Building a highly scalable computation cluster using technologies such as Apache Spark or Flink is a recommended step to enable the execution of deep learning workflows on-premise. In many cases, organizations end up building a hybrid infrastructure in which cloud platforms are used for prototyping and development and the on-premise infrastructure is used for production data science workloads.

Lesson #9: Regularization & Optimization are a Must

Deep learning solutions are a cycle of constant experimentation and optimizations. Models show signs of overfitting or start underperforming all the time forcing data science teams to go back and refactor the code.
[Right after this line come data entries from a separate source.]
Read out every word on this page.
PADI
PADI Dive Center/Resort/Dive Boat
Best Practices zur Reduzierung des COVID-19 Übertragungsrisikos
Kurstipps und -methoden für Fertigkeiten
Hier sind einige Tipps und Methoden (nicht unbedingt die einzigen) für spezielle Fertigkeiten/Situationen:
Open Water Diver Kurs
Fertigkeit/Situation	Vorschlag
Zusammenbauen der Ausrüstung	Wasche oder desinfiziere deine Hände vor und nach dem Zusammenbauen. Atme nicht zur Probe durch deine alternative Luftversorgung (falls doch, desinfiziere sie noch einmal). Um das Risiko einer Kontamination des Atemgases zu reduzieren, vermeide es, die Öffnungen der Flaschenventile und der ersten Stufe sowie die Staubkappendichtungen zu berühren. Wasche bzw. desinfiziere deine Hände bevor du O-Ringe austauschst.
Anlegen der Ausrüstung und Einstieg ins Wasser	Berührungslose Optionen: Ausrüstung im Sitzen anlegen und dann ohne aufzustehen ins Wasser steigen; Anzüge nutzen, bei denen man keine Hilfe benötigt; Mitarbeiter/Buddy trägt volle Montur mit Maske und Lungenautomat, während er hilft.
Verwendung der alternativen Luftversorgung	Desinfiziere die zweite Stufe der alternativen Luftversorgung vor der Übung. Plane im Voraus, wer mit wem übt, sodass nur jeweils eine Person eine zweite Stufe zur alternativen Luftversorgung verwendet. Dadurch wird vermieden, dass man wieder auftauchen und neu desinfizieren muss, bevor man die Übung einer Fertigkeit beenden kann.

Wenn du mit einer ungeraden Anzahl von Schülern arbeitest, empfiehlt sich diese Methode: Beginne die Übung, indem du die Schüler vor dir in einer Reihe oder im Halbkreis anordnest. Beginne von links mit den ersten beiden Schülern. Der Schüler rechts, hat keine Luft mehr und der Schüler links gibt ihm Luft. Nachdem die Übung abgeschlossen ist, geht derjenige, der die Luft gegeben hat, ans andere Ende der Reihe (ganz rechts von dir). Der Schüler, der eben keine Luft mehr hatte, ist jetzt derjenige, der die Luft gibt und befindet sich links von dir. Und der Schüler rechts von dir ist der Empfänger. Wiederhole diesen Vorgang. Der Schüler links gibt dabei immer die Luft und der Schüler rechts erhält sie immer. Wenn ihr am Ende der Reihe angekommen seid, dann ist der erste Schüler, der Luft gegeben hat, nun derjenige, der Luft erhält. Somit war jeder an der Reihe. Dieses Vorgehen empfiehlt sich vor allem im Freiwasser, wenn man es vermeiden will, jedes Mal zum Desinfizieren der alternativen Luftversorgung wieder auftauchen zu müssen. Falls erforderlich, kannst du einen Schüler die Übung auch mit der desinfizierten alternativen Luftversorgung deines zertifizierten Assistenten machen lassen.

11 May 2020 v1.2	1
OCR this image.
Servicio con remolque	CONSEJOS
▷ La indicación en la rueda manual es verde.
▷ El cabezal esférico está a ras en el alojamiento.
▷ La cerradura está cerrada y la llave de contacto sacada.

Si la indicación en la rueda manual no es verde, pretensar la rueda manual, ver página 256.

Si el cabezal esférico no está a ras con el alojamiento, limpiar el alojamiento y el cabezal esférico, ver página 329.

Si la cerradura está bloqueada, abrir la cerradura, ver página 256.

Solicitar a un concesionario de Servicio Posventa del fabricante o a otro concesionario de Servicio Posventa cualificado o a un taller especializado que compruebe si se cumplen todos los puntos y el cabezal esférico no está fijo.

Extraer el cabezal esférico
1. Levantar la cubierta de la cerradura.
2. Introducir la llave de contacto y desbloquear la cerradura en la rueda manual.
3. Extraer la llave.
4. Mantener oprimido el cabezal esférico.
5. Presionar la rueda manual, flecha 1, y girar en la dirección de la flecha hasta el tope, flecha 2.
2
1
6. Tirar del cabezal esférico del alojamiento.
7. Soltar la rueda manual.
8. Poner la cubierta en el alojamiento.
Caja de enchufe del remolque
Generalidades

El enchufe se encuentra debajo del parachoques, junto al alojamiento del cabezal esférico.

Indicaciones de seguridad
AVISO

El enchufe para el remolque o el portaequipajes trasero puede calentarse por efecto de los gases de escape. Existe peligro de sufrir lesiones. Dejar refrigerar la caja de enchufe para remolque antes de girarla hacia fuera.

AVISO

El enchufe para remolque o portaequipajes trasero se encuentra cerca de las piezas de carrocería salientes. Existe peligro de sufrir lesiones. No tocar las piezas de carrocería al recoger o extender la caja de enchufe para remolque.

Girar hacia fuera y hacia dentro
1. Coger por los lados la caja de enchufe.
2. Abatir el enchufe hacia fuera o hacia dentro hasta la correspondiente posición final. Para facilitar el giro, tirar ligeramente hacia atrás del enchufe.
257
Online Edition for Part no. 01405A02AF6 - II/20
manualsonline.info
Incorporating the right tools for monitoring the behavior of a model and perform regularization and optimization tasks is a recommended step on any deep learning strategy. Techniques such as model scoring and hyperparameters optimizations should be implemented from day one. Thankfully, the deep learning ecosystem has a growing number of tools and platforms in the space .

Lesson #10: Different Models Require Different Execution Patterns

Plain and simple, APIs are not for everything. Some deep learning models execute real time while others take days to complete. Enabling different execution patterns is a key element of any successful deep learning architecture.
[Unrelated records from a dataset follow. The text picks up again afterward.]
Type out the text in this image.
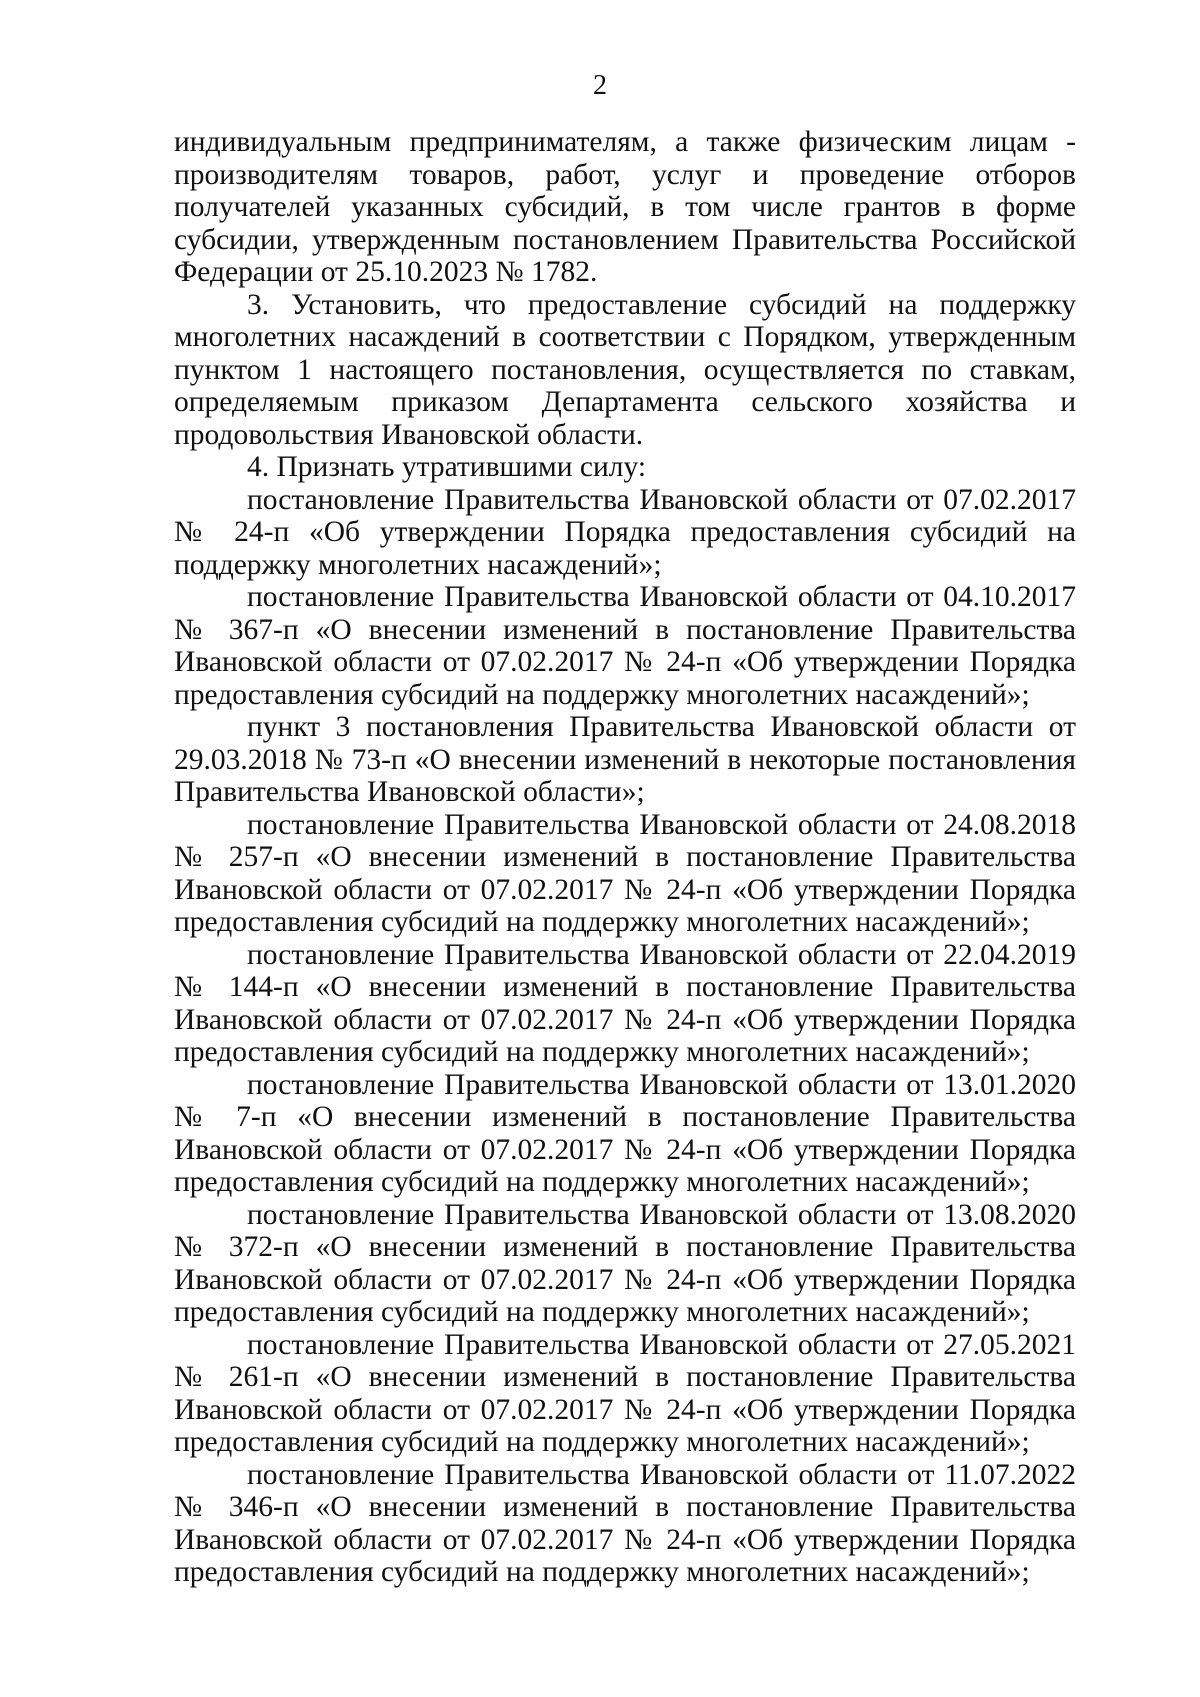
2

индивидуальным предпринимателям, а также физическим лицам - производителям товаров, работ, услуг и проведение отборов получателей указанных субсидий, в том числе грантов в форме субсидии, утвержденным постановлением Правительства Российской Федерации от 25.10.2023 № 1782.

3. Установить, что предоставление субсидий на поддержку многолетних насаждений в соответствии с Порядком, утвержденным пунктом 1 настоящего постановления, осуществляется по ставкам, определяемым приказом Департамента сельского хозяйства и продовольствия Ивановской области.

4. Признать утратившими силу:

постановление Правительства Ивановской области от 07.02.2017 № 24-п «Об утверждении Порядка предоставления субсидий на поддержку многолетних насаждений»;

постановление Правительства Ивановской области от 04.10.2017 № 367-п «О внесении изменений в постановление Правительства Ивановской области от 07.02.2017 № 24-п «Об утверждении Порядка предоставления субсидий на поддержку многолетних насаждений»;

пункт 3 постановления Правительства Ивановской области от 29.03.2018 № 73-п «О внесении изменений в некоторые постановления Правительства Ивановской области»;

постановление Правительства Ивановской области от 24.08.2018 № 257-п «О внесении изменений в постановление Правительства Ивановской области от 07.02.2017 № 24-п «Об утверждении Порядка предоставления субсидий на поддержку многолетних насаждений»;

постановление Правительства Ивановской области от 22.04.2019 № 144-п «О внесении изменений в постановление Правительства Ивановской области от 07.02.2017 № 24-п «Об утверждении Порядка предоставления субсидий на поддержку многолетних насаждений»;

постановление Правительства Ивановской области от 13.01.2020 № 7-п «О внесении изменений в постановление Правительства Ивановской области от 07.02.2017 № 24-п «Об утверждении Порядка предоставления субсидий на поддержку многолетних насаждений»;

постановление Правительства Ивановской области от 13.08.2020 № 372-п «О внесении изменений в постановление Правительства Ивановской области от 07.02.2017 № 24-п «Об утверждении Порядка предоставления субсидий на поддержку многолетних насаждений»;

постановление Правительства Ивановской области от 27.05.2021 № 261-п «О внесении изменений в постановление Правительства Ивановской области от 07.02.2017 № 24-п «Об утверждении Порядка предоставления субсидий на поддержку многолетних насаждений»;

постановление Правительства Ивановской области от 11.07.2022 № 346-п «О внесении изменений в постановление Правительства Ивановской области от 07.02.2017 № 24-п «Об утверждении Порядка предоставления субсидий на поддержку многолетних насаждений»;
At a basic level, we recommend considering three execution patterns for deep learning models: on-demand(APIs), scheduled and publish-subscribe. There are others but those three encompassed a relevant percentage of the deep learning scenarios in real world applications. Building the right infrastructure to enable deep learning workflows to execute on those three modalities can save a lot of headaches down the road.

Well, there you have it. Those are some of my favorite lessons to follow on the implementation of large scale deep learning solutions. As always, setting up the right infrastructure that enable rapid experimentation and iteration is a necessary step to be successful in your deep learning journey.